Encore! Hartford graduates, you are trailblazers, reinventing yourselves to make a difference in your communities during the extended working lives we are all lucky enough to enjoy. Just be prepared for the fact that it won’t be easy.
We All Need to Support Encore Careerists
And now a few words for the other people in the audience:
As the Encore! Hartford graduates are working on their transitions, you need to do what you can to support them.
Help them find mentors and increase their network – just as you’d help a young person get started on her path. If you’re in a position to hire, recognize the unique attributes that experience can bring to your team.
Encore careers have the potential to be a social movement that changes the way we look at the course of life. But for this to happen, we need to ensure that what’s happening here in Hartford plays out in countless cities around the country.

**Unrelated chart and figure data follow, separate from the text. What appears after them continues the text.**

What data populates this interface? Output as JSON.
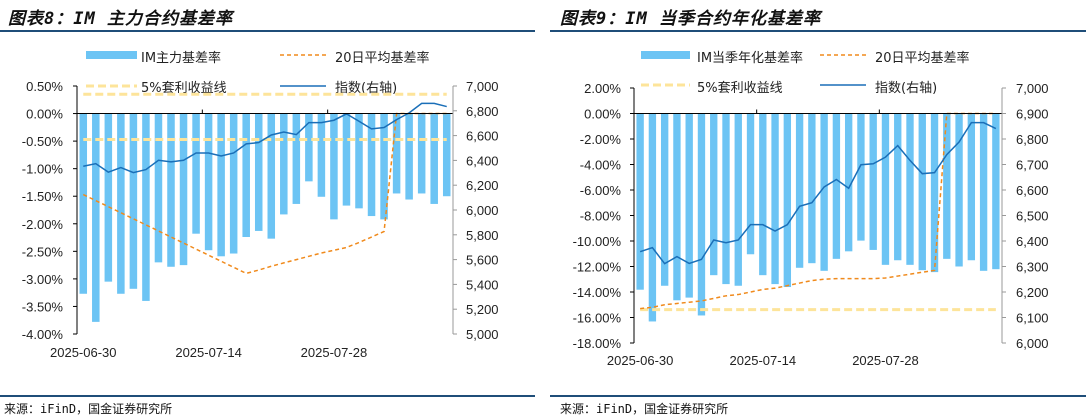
{
  "titles": [
    "图表8：IM 主力合约基差率",
    "图表9：IM 当季合约年化基差率"
  ],
  "source": "来源：iFinD，国金证券研究所",
  "colors": {
    "bar": "#6cc4f4",
    "avg": "#f08a1c",
    "arb": "#fde49a",
    "index": "#1a6fb8",
    "rule": "#1f4e79"
  },
  "chart_data": [
    {
      "type": "bar",
      "title": "图表8：IM 主力合约基差率",
      "x_tick_labels": [
        "2025-06-30",
        "2025-07-14",
        "2025-07-28"
      ],
      "x_tick_index": [
        0,
        10,
        20
      ],
      "y_left": {
        "min": -4.0,
        "max": 0.5,
        "step": 0.5,
        "labels": [
          "0.50%",
          "0.00%",
          "-0.50%",
          "-1.00%",
          "-1.50%",
          "-2.00%",
          "-2.50%",
          "-3.00%",
          "-3.50%",
          "-4.00%"
        ]
      },
      "y_right": {
        "min": 5000,
        "max": 7000,
        "step": 200,
        "labels": [
          "7,000",
          "6,800",
          "6,600",
          "6,400",
          "6,200",
          "6,000",
          "5,800",
          "5,600",
          "5,400",
          "5,200",
          "5,000"
        ]
      },
      "legend": [
        "IM主力基差率",
        "20日平均基差率",
        "5%套利收益线",
        "指数(右轴)"
      ],
      "series": [
        {
          "name": "IM主力基差率",
          "type": "bar",
          "axis": "left",
          "values": [
            -3.27,
            -3.78,
            -3.05,
            -3.27,
            -3.18,
            -3.4,
            -2.7,
            -2.78,
            -2.75,
            -2.18,
            -2.48,
            -2.59,
            -2.54,
            -2.24,
            -2.13,
            -2.27,
            -1.83,
            -1.64,
            -1.23,
            -1.51,
            -1.92,
            -1.67,
            -1.72,
            -1.86,
            -1.92,
            -1.45,
            -1.56,
            -1.45,
            -1.64,
            -1.5
          ]
        },
        {
          "name": "20日平均基差率",
          "type": "line-dashed",
          "axis": "left",
          "values": [
            -1.47,
            -1.58,
            -1.69,
            -1.8,
            -1.91,
            -2.02,
            -2.13,
            -2.24,
            -2.35,
            -2.46,
            -2.57,
            -2.68,
            -2.79,
            -2.9,
            -2.84,
            -2.77,
            -2.71,
            -2.65,
            -2.59,
            -2.53,
            -2.48,
            -2.43,
            -2.34,
            -2.24,
            -2.14,
            0.0,
            0.0,
            0.0,
            0.0,
            0.0
          ]
        },
        {
          "name": "5%套利收益线",
          "type": "hline",
          "axis": "left",
          "values": [
            0.35,
            -0.47
          ]
        },
        {
          "name": "指数(右轴)",
          "type": "line",
          "axis": "right",
          "values": [
            6353,
            6374,
            6305,
            6342,
            6302,
            6326,
            6401,
            6388,
            6401,
            6460,
            6460,
            6436,
            6460,
            6533,
            6544,
            6605,
            6629,
            6608,
            6705,
            6705,
            6724,
            6775,
            6716,
            6654,
            6665,
            6729,
            6783,
            6860,
            6860,
            6834
          ]
        }
      ]
    },
    {
      "type": "bar",
      "title": "图表9：IM 当季合约年化基差率",
      "x_tick_labels": [
        "2025-06-30",
        "2025-07-14",
        "2025-07-28"
      ],
      "x_tick_index": [
        0,
        10,
        20
      ],
      "y_left": {
        "min": -18,
        "max": 2,
        "step": 2,
        "labels": [
          "2.00%",
          "0.00%",
          "-2.00%",
          "-4.00%",
          "-6.00%",
          "-8.00%",
          "-10.00%",
          "-12.00%",
          "-14.00%",
          "-16.00%",
          "-18.00%"
        ]
      },
      "y_right": {
        "min": 6000,
        "max": 7000,
        "step": 100,
        "labels": [
          "7,000",
          "6,900",
          "6,800",
          "6,700",
          "6,600",
          "6,500",
          "6,400",
          "6,300",
          "6,200",
          "6,100",
          "6,000"
        ]
      },
      "legend": [
        "IM当季年化基差率",
        "20日平均基差率",
        "5%套利收益线",
        "指数(右轴)"
      ],
      "series": [
        {
          "name": "IM当季年化基差率",
          "type": "bar",
          "axis": "left",
          "values": [
            -13.82,
            -16.31,
            -13.51,
            -14.65,
            -14.44,
            -15.84,
            -12.68,
            -13.38,
            -13.51,
            -11.04,
            -12.68,
            -13.38,
            -13.61,
            -12.1,
            -11.74,
            -12.34,
            -11.4,
            -10.81,
            -9.97,
            -10.7,
            -11.87,
            -11.51,
            -11.87,
            -12.29,
            -12.44,
            -11.4,
            -12.0,
            -11.51,
            -12.34,
            -12.21
          ]
        },
        {
          "name": "20日平均基差率",
          "type": "line-dashed",
          "axis": "left",
          "values": [
            -15.3,
            -15.2,
            -15.0,
            -14.9,
            -14.8,
            -14.7,
            -14.5,
            -14.3,
            -14.2,
            -14.0,
            -13.8,
            -13.7,
            -13.5,
            -13.3,
            -13.1,
            -13.0,
            -12.95,
            -12.95,
            -12.95,
            -12.95,
            -12.9,
            -12.75,
            -12.6,
            -12.45,
            -12.3,
            0.0,
            0.0,
            0.0,
            0.0,
            0.0
          ]
        },
        {
          "name": "5%套利收益线",
          "type": "hline",
          "axis": "left",
          "values": [
            -15.38
          ]
        },
        {
          "name": "指数(右轴)",
          "type": "line",
          "axis": "right",
          "values": [
            6358,
            6374,
            6311,
            6339,
            6312,
            6328,
            6404,
            6393,
            6404,
            6464,
            6464,
            6439,
            6464,
            6536,
            6550,
            6612,
            6641,
            6607,
            6699,
            6703,
            6729,
            6774,
            6716,
            6664,
            6668,
            6739,
            6788,
            6864,
            6864,
            6841
          ]
        }
      ]
    }
  ]
}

So Encore! Hartford graduates and alumni, be sure to identify with the growing encore career movement. When people over 50 ask about what you’re doing, tell them you are working on your encore career and ask them if they are thinking about their own.
If you're here as a guest, think about what an encore career might mean for you and for others you know.
Boomers may be the first to cross this threshold into a new stage of life, but they won’t be the last. Their children will one day hit midlife and realize that they, too, have the potential for another 20-plus years of good work. By that time, I predict, there will be plenty of encore commencement talks floating around YouTube.